Pretty Much All Computer Code Can Be Hijacked by Newly Discovered ‘Trojan Source’ Exploit

Pretty Much All Computer Code Can Be Hijacked by Newly Discovered ‘Trojan Source’ Exploit

A new study shows that pretty much all of the world’s computer code is vulnerable to a sneaky kind of exploit, the likes of which could (in the worst-case scenario) result in large-scale supply chain attacks.

The flaw in question was uncovered by researchers at the University of Cambridge in England, who have taken to calling it the “Trojan Source” vulnerability. Specifically, “Trojan” affects what are known as coding compilers — key pieces of software that help human-written source code execute on the machines on which it runs.

When software is developed, programmers write it in a human-readable language — called “high-level” code. This includes stuff like Java, C++, Python, and so on. However, for the script’s instructions to actually be internalized and executed by a computer, it has to be translated into a machine-readable format consisting purely of binary bits — often called “machine code.” This is where compilers come in. They effectively act as intermediaries between human and machine, translating one language into another.

Unfortunately, as the new study shows, they can also be hijacked fairly easily. According to researchers’ findings, pretty much all compilers have a bug in them that, when properly exploited, allows them to be invisibly commandeered for malicious purposes. With the exploit, a bad actor could hypothetically feed machines code that was different than what was originally intended — effectively overriding the instructions in a program.

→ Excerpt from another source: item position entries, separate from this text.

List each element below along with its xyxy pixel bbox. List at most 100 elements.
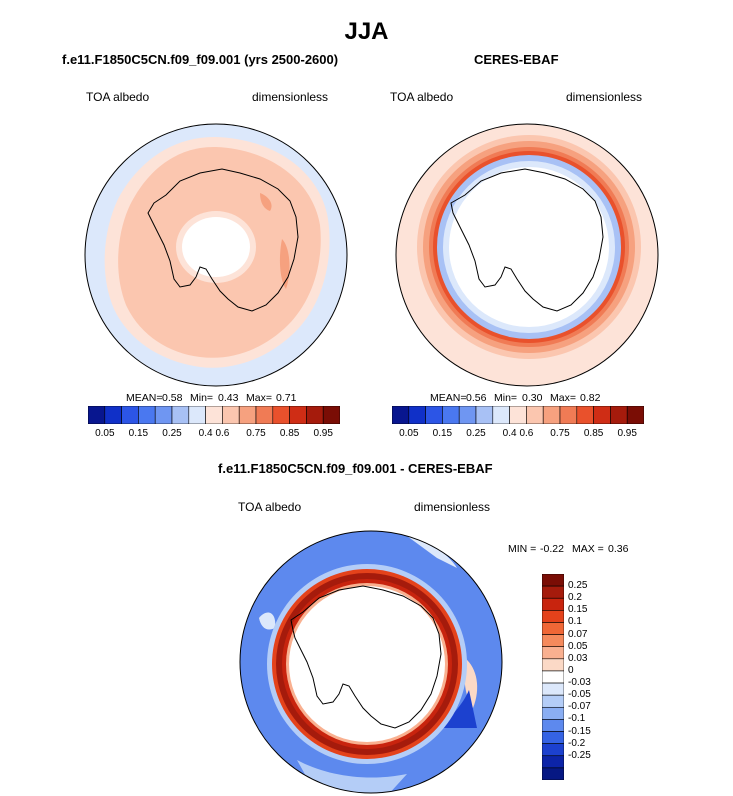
colorbar-tick-label: 0.25 — [568, 580, 588, 592]
panel2-coastline — [450, 168, 604, 312]
panel1-min-value: 0.43 — [218, 392, 239, 404]
colorbar-swatch — [509, 406, 527, 424]
colorbar-swatch — [542, 585, 564, 599]
panel1-coastline — [147, 168, 299, 312]
colorbar-tick-label: 0.4 — [198, 428, 213, 439]
colorbar-tick-label: -0.2 — [568, 737, 586, 749]
colorbar-swatch — [272, 406, 290, 424]
colorbar-swatch — [559, 406, 578, 424]
panel1-map — [84, 123, 348, 387]
colorbar-tick-label: -0.1 — [568, 713, 586, 725]
colorbar-swatch — [542, 719, 564, 732]
colorbar-swatch — [542, 670, 564, 684]
panel1-mean-value: 0.58 — [162, 392, 183, 404]
colorbar-tick-label: 0.03 — [568, 652, 588, 664]
colorbar-tick-label: 0.07 — [568, 628, 588, 640]
colorbar-swatch — [222, 406, 240, 424]
diff-right-label: dimensionless — [414, 500, 491, 514]
panel2-left-label: TOA albedo — [390, 90, 454, 104]
colorbar-swatch — [88, 406, 106, 424]
colorbar-swatch — [542, 597, 564, 611]
colorbar-swatch — [542, 682, 564, 696]
colorbar-tick-label: 0.95 — [313, 428, 333, 439]
colorbar-tick-label: 0.75 — [246, 428, 266, 439]
diff-map — [239, 530, 503, 794]
colorbar-swatch — [205, 406, 223, 424]
colorbar-swatch — [458, 406, 477, 424]
panel1-left-label: TOA albedo — [86, 90, 150, 104]
diff-title: f.e11.F1850C5CN.f09_f09.001 - CERES-EBAF — [218, 461, 493, 476]
colorbar-tick-label: 0.75 — [550, 428, 570, 439]
colorbar-swatch — [238, 406, 257, 424]
colorbar-swatch — [442, 406, 460, 424]
colorbar-tick-label: 0 — [568, 664, 574, 676]
colorbar-tick-label: 0.6 — [519, 428, 534, 439]
panel1-colorbar-ticks: 0.05 0.15 0.25 0.4 0.6 0.75 0.85 0.95 — [88, 428, 340, 442]
colorbar-swatch — [121, 406, 139, 424]
colorbar-tick-label: -0.03 — [568, 677, 591, 689]
diff-max-label: MAX = — [572, 543, 604, 555]
colorbar-tick-label: 0.15 — [128, 428, 149, 439]
colorbar-tick-label: -0.15 — [568, 725, 591, 737]
colorbar-tick-label: -0.05 — [568, 689, 591, 701]
panel2-title: CERES-EBAF — [474, 52, 559, 67]
colorbar-swatch — [542, 610, 564, 623]
colorbar-tick-label: 0.4 — [502, 428, 517, 439]
colorbar-swatch — [492, 406, 510, 424]
panel1-max-label: Max= — [246, 392, 272, 404]
colorbar-swatch — [408, 406, 426, 424]
panel2-max-value: 0.82 — [580, 392, 601, 404]
panel1-mean-label: MEAN= — [126, 392, 163, 404]
panel1-max-value: 0.71 — [276, 392, 297, 404]
panel1-colorbar — [88, 406, 340, 424]
colorbar-swatch — [154, 406, 173, 424]
colorbar-tick-label: -0.07 — [568, 701, 591, 713]
colorbar-tick-label: -0.25 — [568, 749, 591, 761]
colorbar-tick-label: 0.15 — [568, 604, 588, 616]
panel2-mean-value: 0.56 — [466, 392, 487, 404]
panel2-colorbar — [392, 406, 644, 424]
panel1-right-label: dimensionless — [252, 90, 329, 104]
diff-left-label: TOA albedo — [238, 500, 302, 514]
panel2-colorbar-ticks: 0.05 0.15 0.25 0.4 0.6 0.75 0.85 0.95 — [392, 428, 644, 442]
colorbar-tick-label: 0.95 — [617, 428, 637, 439]
colorbar-tick-label: 0.85 — [279, 428, 300, 439]
panel1-title: f.e11.F1850C5CN.f09_f09.001 (yrs 2500-26… — [62, 52, 339, 67]
colorbar-tick-label: 0.25 — [466, 428, 486, 439]
colorbar-tick-label: 0.05 — [399, 428, 419, 439]
colorbar-swatch — [542, 706, 564, 720]
colorbar-swatch — [392, 406, 410, 424]
colorbar-swatch — [542, 658, 564, 672]
colorbar-swatch — [576, 406, 594, 424]
colorbar-tick-label: 0.15 — [432, 428, 453, 439]
diff-coastline — [290, 585, 442, 729]
diff-min-label: MIN = — [508, 543, 537, 555]
panel2-min-value: 0.30 — [522, 392, 543, 404]
colorbar-swatch — [542, 646, 564, 660]
panel2-min-label: Min= — [494, 392, 518, 404]
figure-title: JJA — [344, 18, 389, 45]
panel2-max-label: Max= — [550, 392, 576, 404]
colorbar-swatch — [542, 694, 564, 708]
colorbar-swatch — [526, 406, 544, 424]
diff-colorbar-labels: 0.25 0.2 0.15 0.1 0.07 0.05 0.03 0 -0.03 -0.05 -0.… — [568, 574, 618, 780]
colorbar-tick-label: 0.05 — [568, 640, 588, 652]
colorbar-swatch — [542, 743, 564, 757]
colorbar-swatch — [542, 767, 564, 780]
colorbar-tick-label: 0.85 — [583, 428, 604, 439]
colorbar-swatch — [542, 406, 561, 424]
colorbar-swatch — [188, 406, 206, 424]
diff-colorbar — [542, 574, 564, 780]
colorbar-tick-label: 0.6 — [215, 428, 230, 439]
panel2-mean-label: MEAN= — [430, 392, 467, 404]
colorbar-swatch — [171, 406, 190, 424]
colorbar-swatch — [322, 406, 340, 424]
colorbar-swatch — [289, 406, 307, 424]
colorbar-swatch — [610, 406, 628, 424]
colorbar-swatch — [104, 406, 122, 424]
colorbar-swatch — [475, 406, 494, 424]
panel1-min-label: Min= — [190, 392, 214, 404]
colorbar-swatch — [542, 574, 564, 587]
diff-max-value: 0.36 — [608, 543, 629, 555]
colorbar-swatch — [425, 406, 443, 424]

As such, “Trojan” could hypothetically be used to instigate large-scale supply chain attacks. Such attacks — like the recent SolarWinds campaign — involve the silent deployment of malicious programming into software products as a vector for compromising specific targets’ systems and networks. In theory, hackers could use this exploit to encode vulnerabilities into entire software ecosystems, thus allowing them to be used for more targeted hacking. As such, the vulnerability poses “an immediate threat,” researchers write — and could threaten “supply-chain compromise across the industry.”

The paper suggest implementing various new protections specifically aimed at defending compilers as a means of heading off this big new problem. Cybersecurity reporter Brian Krebs has reported that, as a result of the paper, some organisations have already promised to issue patches related to “Trojan.” However, others are reportedly “dragging their feet.”

“The fact that the Trojan Source vulnerability affects almost all computer languages makes it a rare opportunity for a system-wide and ecologically valid cross-platform and cross-vendor comparison of responses,” the paper states. “As powerful supply-chain attacks can be launched easily using these techniques, it is essential for organisations that participate in a software supply chain to implement defences.”